How To Know When To Get A Remortgage

Monday, March 9th, 2009

You may have already been hearing that some of your friends had remortgaged their house and received what they thought was a good deal. You’ve been wondering if you could do the same, but really have not taken any serious steps forward to do it. Getting a remortgage could be like a breath of fresh air to your finances and may be able to put some extra cash in you pocket. Here is how you can go about getting a remortgage on your house.

The fact that someone you knew got a better deal should be a good indication that better deals are available – at least for some. Only by going through the process can you actually discover whether or not it will work for you. The best place to start is simply by watching the market rates for refinancing, and know what your own rates on your mortgage are.

If the rates are at least 1% (2% is much better, but 1% may work) lower than what you currently have, then it would be a good time to remortgage if everything else looks good, too.

Part of your calculations should be you figuring out if you plan on staying in that house for a few years longer. With new closing costs applied, as well as the possibility of having to pay for an early closure on your existing mortgage, it could take you two or three years to break even.

Then you need to determine whether or not you want to get a fixed rate mortgage or an adjustable rate mortgage. Of course, if you already have an adjustable rate mortgage, and with the present rates being not real good, you may have already made up your mind.

A good reason to remortgage is also to get lower payments. A remortgage could allow you to take your remaining balance and stretch it out again to 30 years. If you already had a 30 year mortgage and have paid on it for ten years, then this will reduce your payments and make them easier to handle. Another possibility would be – if you can afford it – to reduce the time of repayment to say, 15 years – and you could pay off the remortgage quicker, own the house, and still save thousands of dollars in the process.

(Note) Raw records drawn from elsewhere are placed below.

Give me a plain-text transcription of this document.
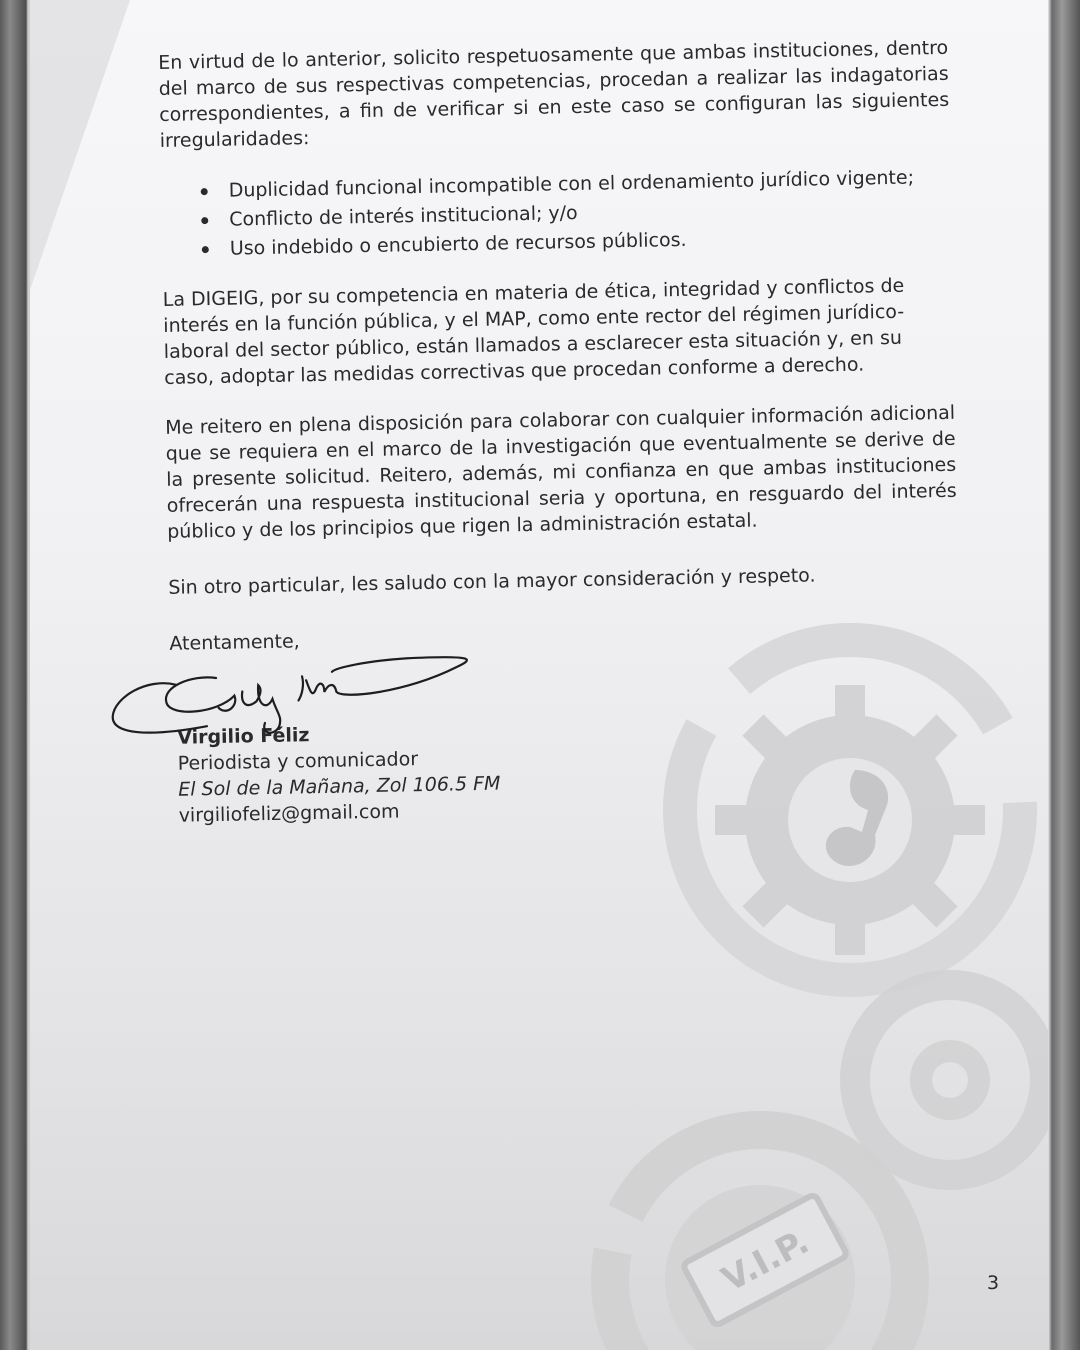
V.I.P.

En virtud de lo anterior, solicito respetuosamente que ambas instituciones, dentro del marco de sus respectivas competencias, procedan a realizar las indagatorias correspondientes, a fin de verificar si en este caso se configuran las siguientes irregularidades:

Duplicidad funcional incompatible con el ordenamiento jurídico vigente;
Conflicto de interés institucional; y/o
Uso indebido o encubierto de recursos públicos.

La DIGEIG, por su competencia en materia de ética, integridad y conflictos de interés en la función pública, y el MAP, como ente rector del régimen jurídico-laboral del sector público, están llamados a esclarecer esta situación y, en su caso, adoptar las medidas correctivas que procedan conforme a derecho.

Me reitero en plena disposición para colaborar con cualquier información adicional que se requiera en el marco de la investigación que eventualmente se derive de la presente solicitud. Reitero, además, mi confianza en que ambas instituciones ofrecerán una respuesta institucional seria y oportuna, en resguardo del interés público y de los principios que rigen la administración estatal.

Sin otro particular, les saludo con la mayor consideración y respeto.

Atentamente,

Virgilio Féliz
Periodista y comunicador
El Sol de la Mañana, Zol 106.5 FM
virgiliofeliz@gmail.com
3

You would need to carefully calculate this, though, after you get the quotes and learn the exact interest rates and costs involved.

Getting access to your equity is another reason you may need to refinance. The longer you have lived in your home, the more equity you will have. Remortgaging will enable you to obtain some of that money for whatever purpose you would like. You can take that long dreamed of vacation, pay for a college education with it, add a room onto your house, or pay off some debts. A remortgage could make it all possible. If you have added rooms onto your house or other major improvements since you moved in, then your equity may be all that much more.